Our Soul Responds to the Presence or Absence of Love
PTSD is a wound to the soul. There are physical aspects involved in PTSD such as changes in brain chemistry and structures like the amygdala, but PTSD also wounds our souls.
We respond positively to love. We tend to respond negatively to the lack of love. PTSD can heighten its damage if it makes us unlovable. PTSD symptoms can destroy our ability to trust.
Part of surviving and then subsequently healing from PTSD requires we learn and accept that we are lovable. We retain an essential worth and value.
- PTSD’s desire to isolate and then kill me can only be achieved if I abandon hope and love.
- PTSD wants me to give up hope that I can ever be better.
- PTSD wants us to believe that the nightmares, anxieties, fear, and loss of trust are the “new normal” that will never get better, but only worse.
- PTSD wants us to think we cannot be loved because we are not lovable.
When PTSD is fully engaged we end up alienating those who love us. We take on PTSD behaviors we know are wrong. We do them to try and feel as if we are alive, as if we have value, as if we can actually be loved.
PTSD seeks to cheapen and alienate love by abusing sex.
One of the paradoxes here is that often a PTSD afflicted person will commit adultery and sleep around in an attempt to feel they have value. They do this in spite of having people at home who find them desirable and who love them.
It’s as if the PTSD has disqualified us from feeling the love of people who loved us before we were traumatized.
These PTSD behaviors, often expressed in infidelity and porn addiction, are done with the purpose of causing more despair in the person with PTSD and are an attempt to make loved ones give up on him or her.
The person with PTSD needs to relearn their inherent value.
You must take a major risk: Accept you are loveable.
The trauma we experienced gave us PTSD. The PTSD wants us to feel so tainted that we abandon hope that we can love or be loved.
PTSD Healing Lies in the Risk of Love
If you have a PTSD physician, a medical doctor or psychologist, then follow their medical advice. But there is more than pills and chemistry to treating PTSD. Love also helps heal PTSD’s soul wound.
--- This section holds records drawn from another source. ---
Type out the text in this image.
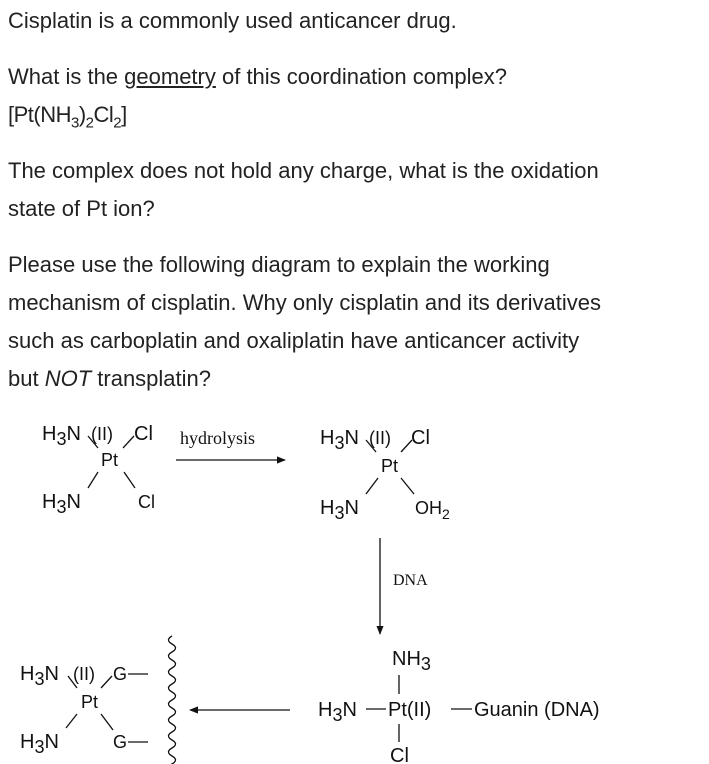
Cisplatin is a commonly used anticancer drug.

What is the geometry of this coordination complex?

$[Pt(NH_3)_2Cl_2]$

The complex does not hold any charge, what is the oxidation
state of Pt ion?

Please use the following diagram to explain the working
mechanism of cisplatin. Why only cisplatin and its derivatives
such as carboplatin and oxaliplatin have anticancer activity
but NOT transplatin?

H3N (II) Cl
Pt
H3N	Cl
hydrolysis	H3N (II) Cl
Pt
H3N	$OH_2$
DNA
NH3
H3N Pt(II) Guanin (DNA)
Cl
H3N (II) G
Pt
H3N	G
We have mentioned that PTSD seeks to alienate you from your loved ones, usually thought of as your family and friends. But there is more (as if that was not bad enough):
PTSD wants to alienate you from God.
God is Love. If you are alienated from love, then PTSD has alienated you from God. PTSD cannot isolate and kill you if you have a healthy relationship with God. God and love are the same thing.
Beloved, let us love one another; for love is of God, and he who loves is born of God and knows God. He who does not love does not know God; for God is love. 1 John 4: 7-8
The PTSD-Identity seeks to drive us away from God. By doing so we are driven away from love. By compelling us to do acts which cheapen love, it attempts to break off our relationship and experience of God. And, of course, our friends and family are cheapened by PTSD at the same time.
There is no fear in love, but perfect love casts out fear. 1 John 4:18
PTSD wants us to always be afraid. If we operate in fear, then we are more likely to harm ourselves and our relationships with others. Yet, love dilutes and then casts out fear. If the fear is decreased and dispensed with then there is room for love, room for God.
Many people with PTSD feel that because of what they have done, or what has been done to them, they are no longer worthy. They fear that they no longer can love or be loved.
And there lies the PTSD trap:
Fear generates more fear and
drives away hope and love.
Fear increases isolation and
Makes us more susceptible to suicide.
In the healing of PTSD we have to risk love. Love restores relationships and self-worth. Sometimes, in the cases where alienation has taken a strong hold, this can only be done at a distance in prayer and writing in a journal. But it can still be done. We don’t have to surrender to the PTSD.
This essay has been rather freeform and stream of consciousness. The point, however, is that if you have PTSD, don’t give into the temptation or fear that you can no longer love or be loved. You are made in the image and likeness of God (Genesis 1): You have value.
Since God is love, and you are made in the image and likeness of God, then you too share in love at its most pure and essential.
Nothing PTSD can do truly removes you from love.